The Colorado House and Senate both have standing committees on education that review proposed legislation pertaining to education. Proposed bills must be “voted out of committee” before the respective bodies may consider them. Education bills introduced in the House must pass through the House Education Committee and the Appropriations Committee (if there is a fiscal impact) and then be approved by the House of Representatives. The bills then go to the Senate, where the process is repeated. Bills introduced in the Senate follow a similar pattern except that they are considered first by the Senate, then the House. Bills approved by the House and Senate are then sent to the governor and, when signed by the governor, become law.
The same Lobato decision that discussed the local control constitutional provision also explained the General Assembly’s “thorough and uniform” constitutional obligation upholding the state’s school finance system. The Colorado Supreme Court rejected the argument brought by school districts and students alleging that the state was failing to meet the constitutional mandate to provide a “thorough and uniform” system of education.

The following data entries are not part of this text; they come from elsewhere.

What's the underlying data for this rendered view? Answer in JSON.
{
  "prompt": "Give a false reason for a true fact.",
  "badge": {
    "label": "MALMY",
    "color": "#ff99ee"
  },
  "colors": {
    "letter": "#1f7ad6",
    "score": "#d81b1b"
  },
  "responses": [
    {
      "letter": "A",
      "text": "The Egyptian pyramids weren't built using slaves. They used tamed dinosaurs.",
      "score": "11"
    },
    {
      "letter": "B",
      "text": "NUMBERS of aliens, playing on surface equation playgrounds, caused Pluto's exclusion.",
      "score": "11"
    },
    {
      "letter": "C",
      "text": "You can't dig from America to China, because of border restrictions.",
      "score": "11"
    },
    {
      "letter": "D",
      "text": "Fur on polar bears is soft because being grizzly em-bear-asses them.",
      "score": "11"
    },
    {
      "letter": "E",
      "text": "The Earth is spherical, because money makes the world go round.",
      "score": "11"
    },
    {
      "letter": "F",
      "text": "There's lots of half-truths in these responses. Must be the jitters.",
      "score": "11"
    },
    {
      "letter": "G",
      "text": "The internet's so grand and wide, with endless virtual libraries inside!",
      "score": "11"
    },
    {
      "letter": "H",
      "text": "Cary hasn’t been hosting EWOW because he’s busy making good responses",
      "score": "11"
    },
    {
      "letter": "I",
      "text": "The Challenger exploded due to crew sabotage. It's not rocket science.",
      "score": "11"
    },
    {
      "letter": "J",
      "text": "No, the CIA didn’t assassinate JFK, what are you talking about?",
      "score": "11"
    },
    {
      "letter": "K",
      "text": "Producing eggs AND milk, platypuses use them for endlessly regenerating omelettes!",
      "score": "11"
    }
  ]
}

Initially, the Supreme Court held (in Lobato I) that “thorough and uniform” had been defined by the legislature through a comprehensive set of school laws, including CAP4K (SB 08-212), the Education Accountability Act of 2009 (SB 09-163) and the educator effectiveness legislation (SB 10-191). In fact, the Lobato I order specifically stated, “The trial court [which would hear all the evidence of the case firsthand] may appropriately rely on the legislature’s own pronouncements to develop the meaning of a thorough and uniform system of education.” Citing Lobato I, the trial court ruled, “There was no effort to analyze the relationship to the actual costs [of state education laws] to provide an education of any particular quality. The failure to do any cost analysis and to provide for funding based on such an analysis demonstrates the irrationality of the existing school finance system.”
The state appealed the trial court’s decision to the Supreme Court, which had recently experienced a change in the membership of the court. Rather than following the Lobato I court’s guidance or the trial court’s conclusion based on that guidance, the Lobato II court went to Webster’s dictionary to define a “thorough and uniform” system of education as one “of a quality marked by completeness, is comprehensive, and is consistent across the state.” Having articulated a constitutional test that does not require taking into account the education system that the school finance system is intended to fund, the Lobato II decision makes no mention of the Colorado Constitution’s legislative history, the trial court’s 178-page order or the record created over five weeks of trial. The court concludes in a succinct five paragraphs that Colorado use of a uniform basic school formula satisfies the constitution’s thorough and uniform provision.
The Lobato case serves as a reminder that litigation is never a sure bet, no matter how good the case or the cause may be.